Before she was a teenager she had already decided that she wanted to be a writer and started selling her poems at Montreal metro stations.
It’s an inspiring thing that although she was facing these problems, she had a big vision, that’s why she turned out to be an inspiring story success later
She got a small scholarship and got herself at McGill University. At 20, she became pregnant with her daughter Amazon just one semester before graduation. She did an internship as a writer while raising her daughter.
In her early 20s, she did some odd jobs for survival that she didn’t like but started selling screenplays at 24 and that helped her start her professional career as a writer and a got her first novel Lullabies of little criminals published at 30. Her neglected childhood and challenging early years of life provided rich inspiration for her first novel, which follows the life of the clever and irrepressible girl named Baby as she learns to navigate the harsh and beautiful world of Montreal.
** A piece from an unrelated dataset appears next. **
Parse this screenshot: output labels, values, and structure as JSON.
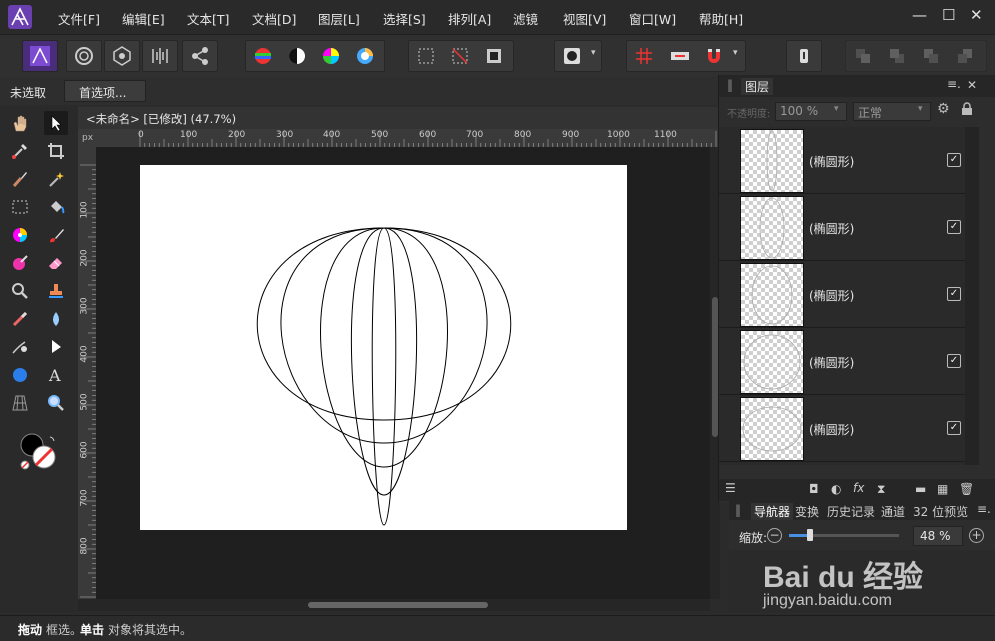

O’Neill was a curious kid. She liked to interact with criminals and creeps she used to come across. Her encounters with them reflect in her writings where she has elaborated many unlawful characters in fine detail. She cited her experience as “Children are holy on the street. Whereas they are only looking for a little attention, they are treated like the Second Coming.”
Her work, which includes Lullabies for Little Criminals, The Girl Who Was Saturday Night and Daydreams of Angels, has been shortlisted for the Governor General’s Literary Award for Fiction, the Orange Prize for Fiction, and the Scotiabank Giller Prize in two consecutive years, and has won CBC Canada Reads, the Paragraph Hugh MacLennan Prize for Fiction and the Danuta Gleed Award.
O’Neill has always been a writer with a keen eye for the special ways the world can be cruel to young women. As the excerpts from her novel The lonely heart hotel suggests “Being a woman was a trap. Something would bring you down before you turned twenty-three. The only time the world shows you any favor or cuts you any slack is during that very brief period of courtship where the world is trying to fuck you for the first time”
There are many sad examples around us where small kids of broken homes and neglected childhood take up a destructive road and end up at being some ghastly places in life however Heather O’Neill observed as well as absorbed every such experience with a keen eye and poured it on paper with her fantasies woven around her hardships. She is no doubt one of the best examples of successful people who shaped every adversity of their lives in their favor and came out with a bang.
We can say from this example that –
“The willpower and passion can defeat unfavorable destiny.”